Autotrasporto Euro 7: riduzione emissioni di CO2 in Europa

Per il settore dell’autotrasporto sarà introdotto lo standard Euro 7 con lo scopo principale di creare una riduzione di emissioni di CO2 in Europa.

Ancora non è stata stabilita una data di entrata in vigore, ma si stima che il regolamento di introduzione della categoria Euro 7 possa essere approvato entro il 2021.

Con questi aggiornamenti ai limiti delle emissioni si pretende garantire che siano rispettati per l’intera vita del veicolo.
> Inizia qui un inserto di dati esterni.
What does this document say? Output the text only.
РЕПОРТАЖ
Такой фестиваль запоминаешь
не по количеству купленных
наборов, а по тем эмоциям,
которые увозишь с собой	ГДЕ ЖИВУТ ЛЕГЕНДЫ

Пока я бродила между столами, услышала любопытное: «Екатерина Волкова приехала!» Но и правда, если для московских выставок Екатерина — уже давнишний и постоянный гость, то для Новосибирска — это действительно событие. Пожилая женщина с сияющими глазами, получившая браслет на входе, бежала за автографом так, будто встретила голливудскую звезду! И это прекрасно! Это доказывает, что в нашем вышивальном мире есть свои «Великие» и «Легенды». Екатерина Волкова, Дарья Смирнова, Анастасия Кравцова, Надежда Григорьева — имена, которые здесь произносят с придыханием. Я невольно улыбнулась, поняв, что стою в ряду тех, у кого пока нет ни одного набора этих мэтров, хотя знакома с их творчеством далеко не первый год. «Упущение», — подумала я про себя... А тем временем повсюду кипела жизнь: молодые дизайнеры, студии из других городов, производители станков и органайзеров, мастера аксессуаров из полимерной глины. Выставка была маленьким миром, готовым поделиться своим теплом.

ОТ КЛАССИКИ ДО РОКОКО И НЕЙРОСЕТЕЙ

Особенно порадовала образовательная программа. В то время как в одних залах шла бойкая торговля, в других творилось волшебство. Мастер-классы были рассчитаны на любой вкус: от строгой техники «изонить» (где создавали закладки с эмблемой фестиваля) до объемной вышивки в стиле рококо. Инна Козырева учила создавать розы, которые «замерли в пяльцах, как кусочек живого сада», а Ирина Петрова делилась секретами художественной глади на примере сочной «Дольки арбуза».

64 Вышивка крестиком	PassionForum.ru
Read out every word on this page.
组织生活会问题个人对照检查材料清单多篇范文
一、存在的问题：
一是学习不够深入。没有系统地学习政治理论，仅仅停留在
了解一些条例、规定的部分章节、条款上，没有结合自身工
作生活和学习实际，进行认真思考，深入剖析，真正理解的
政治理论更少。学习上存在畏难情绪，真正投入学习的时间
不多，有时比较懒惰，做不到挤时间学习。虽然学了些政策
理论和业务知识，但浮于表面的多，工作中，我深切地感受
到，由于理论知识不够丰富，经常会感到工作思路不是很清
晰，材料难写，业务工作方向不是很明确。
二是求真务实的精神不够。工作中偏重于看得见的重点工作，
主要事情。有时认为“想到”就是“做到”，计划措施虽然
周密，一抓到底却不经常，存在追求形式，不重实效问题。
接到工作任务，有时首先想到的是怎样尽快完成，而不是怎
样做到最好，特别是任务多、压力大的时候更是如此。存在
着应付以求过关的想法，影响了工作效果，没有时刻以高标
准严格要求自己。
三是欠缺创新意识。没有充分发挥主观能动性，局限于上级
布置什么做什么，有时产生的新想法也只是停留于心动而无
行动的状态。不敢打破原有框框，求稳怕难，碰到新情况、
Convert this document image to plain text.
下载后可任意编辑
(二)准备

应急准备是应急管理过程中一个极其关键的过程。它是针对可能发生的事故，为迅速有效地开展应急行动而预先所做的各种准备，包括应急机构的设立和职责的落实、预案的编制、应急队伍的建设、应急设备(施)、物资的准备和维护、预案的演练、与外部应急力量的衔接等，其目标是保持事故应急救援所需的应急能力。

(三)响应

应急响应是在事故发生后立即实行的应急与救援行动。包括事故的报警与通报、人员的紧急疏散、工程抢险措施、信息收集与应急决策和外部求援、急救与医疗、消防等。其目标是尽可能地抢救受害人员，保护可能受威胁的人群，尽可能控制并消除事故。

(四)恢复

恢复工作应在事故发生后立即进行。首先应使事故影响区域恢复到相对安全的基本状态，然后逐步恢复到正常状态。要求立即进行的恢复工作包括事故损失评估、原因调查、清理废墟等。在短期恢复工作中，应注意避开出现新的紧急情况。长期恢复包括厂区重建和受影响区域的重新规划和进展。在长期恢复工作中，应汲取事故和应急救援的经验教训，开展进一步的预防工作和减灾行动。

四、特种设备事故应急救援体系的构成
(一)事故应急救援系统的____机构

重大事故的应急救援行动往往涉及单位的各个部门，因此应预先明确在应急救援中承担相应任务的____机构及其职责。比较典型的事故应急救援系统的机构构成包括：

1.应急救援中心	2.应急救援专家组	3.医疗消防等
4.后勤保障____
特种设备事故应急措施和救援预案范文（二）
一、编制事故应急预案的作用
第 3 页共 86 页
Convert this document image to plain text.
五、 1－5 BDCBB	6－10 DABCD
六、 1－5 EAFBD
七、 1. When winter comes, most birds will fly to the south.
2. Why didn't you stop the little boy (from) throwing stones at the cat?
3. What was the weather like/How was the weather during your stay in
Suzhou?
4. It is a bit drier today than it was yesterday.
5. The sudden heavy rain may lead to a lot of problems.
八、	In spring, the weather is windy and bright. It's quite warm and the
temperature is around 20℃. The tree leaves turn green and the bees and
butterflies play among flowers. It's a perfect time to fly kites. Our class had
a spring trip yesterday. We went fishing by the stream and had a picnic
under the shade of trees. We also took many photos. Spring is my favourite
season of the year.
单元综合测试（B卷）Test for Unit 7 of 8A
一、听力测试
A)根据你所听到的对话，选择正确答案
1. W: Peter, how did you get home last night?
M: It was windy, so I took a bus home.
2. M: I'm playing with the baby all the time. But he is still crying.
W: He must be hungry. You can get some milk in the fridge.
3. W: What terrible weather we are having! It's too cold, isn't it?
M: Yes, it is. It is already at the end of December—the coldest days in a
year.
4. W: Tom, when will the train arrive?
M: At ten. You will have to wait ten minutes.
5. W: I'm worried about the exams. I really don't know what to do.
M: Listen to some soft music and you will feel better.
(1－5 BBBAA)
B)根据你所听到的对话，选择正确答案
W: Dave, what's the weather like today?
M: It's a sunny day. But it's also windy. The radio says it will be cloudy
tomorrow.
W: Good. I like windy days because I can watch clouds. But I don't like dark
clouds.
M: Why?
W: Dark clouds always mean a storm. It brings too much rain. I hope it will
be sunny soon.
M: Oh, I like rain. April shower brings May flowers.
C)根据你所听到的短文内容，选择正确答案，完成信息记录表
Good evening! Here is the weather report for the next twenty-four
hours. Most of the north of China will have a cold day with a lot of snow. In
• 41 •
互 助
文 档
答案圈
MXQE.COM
Bruxelles ha segnalato che i regolamenti Euro 6 sono insufficienti per raggiungere gli obiettivi fissati dal Green Deal per il 2050.

Sono state avviate delle consultazioni pubbliche dalla Commissione Europea aperte alla partecipazione di tutti i portatori di interesse, dalle autorità nazionali e locali, alle aziende dell’industria automobilistica, fino alle associazioni dei consumatori e ai privati cittadini. Tali consultazioni si concluderanno il prossimo 20 novembre.

Nuovi obiettivi per ridurre le emissioni

Non ci saranno più norme e scadenze diverse pe i veicoli leggeri (come auto e furgoni) e veicoli pesanti (come camion e autobus), questo aiuterà a ridurre costi e incentiverà lo sviluppo di tecnologie a lungo termine.

Si punterà principalmente a un protocollo unitario e uniforme per tutti gli stati per evitare possibili problematiche di omologazione da un territorio all’altro e si cercherà di attuare una misurazione delle emissioni costante e continua direttamente su strada per tenere sotto controllo i valori delle sostanze nocive durante tutta la vita utile del veicolo nel reale utilizzo su strada e non semplicemente al momento del lancio sul mercato. Tutto questo sarà un’evoluzione dell’attuale metodo RDE (Real Driving Emissions).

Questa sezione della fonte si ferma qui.